Um ponto de partida para mudar esse quadro é a educação. É preciso que as escolas contribuam para que se dissemine uma prática pedagógica que não seja baseada na hierarquia entre os gêneros. A masculinidade tóxica, assassina e suicida se manifesta nos corredores escolares: nas disputas para saber "quem é mais homem", nos discursos de ódios nada inocentes sobre colegas homossexuais e nos processos iniciais de objetificação feminina. Para aqueles que acham que o que eu digo é um exagero ou coisa de "esquerdista", segue um dado bem revelador do descaso com que lidamos com essa questão: 98 meninas de 13 a 19 anos foram assassinadas este ano (24% do total).

 

Embora o "envolvimento" com facções criminosas - seja lá em que nível for - muitas vezes assuma o caráter de uma sentença de morte, adolescentes e mulheres vítimas do crime organizado padecem de um sofrimento extra: não raro são torturadas ou violentadas sexualmente antes de serem executadas, além de serem chamadas pejorativamente de "marmitas" pelos membros da organização.

 

Viver em um estado que bate recordes em feminicídio é um terrível legado tanto para os governantes quanto para a sociedade.

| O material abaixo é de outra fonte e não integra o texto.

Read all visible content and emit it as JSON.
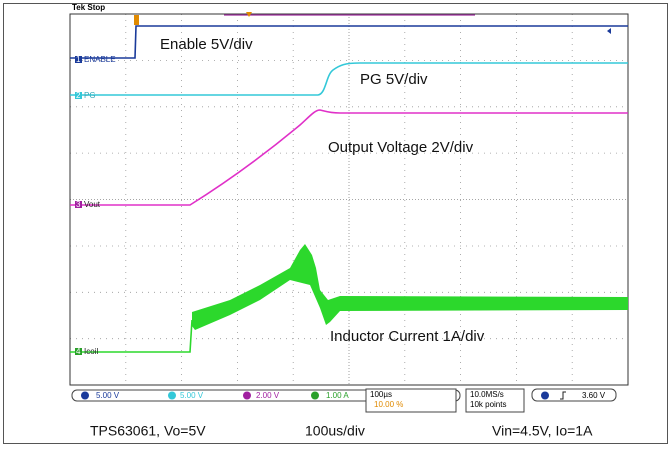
{
  "header": {
    "status": "Tek Stop"
  },
  "channels": [
    {
      "number": "1",
      "label": "ENABLE"
    },
    {
      "number": "2",
      "label": "PG"
    },
    {
      "number": "3",
      "label": "Vout"
    },
    {
      "number": "4",
      "label": "Icoil"
    }
  ],
  "annotations": [
    "Enable 5V/div",
    "PG  5V/div",
    "Output Voltage 2V/div",
    "Inductor Current 1A/div"
  ],
  "status_bar": {
    "scales": [
      "5.00 V",
      "5.00 V",
      "2.00 V",
      "1.00 A"
    ],
    "timebase": "100µs",
    "trigger_position": "10.00 %",
    "sample_rate": "10.0MS/s",
    "record_length": "10k points",
    "trigger_level": "3.60 V"
  },
  "caption": [
    "TPS63061, Vo=5V",
    "100us/div",
    "Vin=4.5V, Io=1A"
  ]
}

Amparado pelo otimismo que marca a passagem de um ano para outro, a coluna espera que a situação das mulheres no Ceará possa vir realmente a ser uma prioridade na gestão 2.0 de Camilo Santana. Para fazer a coisa certa, nunca é tarde demais.

 

P.S. O primeiro dia de 2019 marca o aniversário do covarde assassinato de Stefhani Brito, vítima de feminicídio que teve seu corpo exposto na garupa de uma moto na lagoa do Mondubim. Que o novo ano traga justiça e reparação.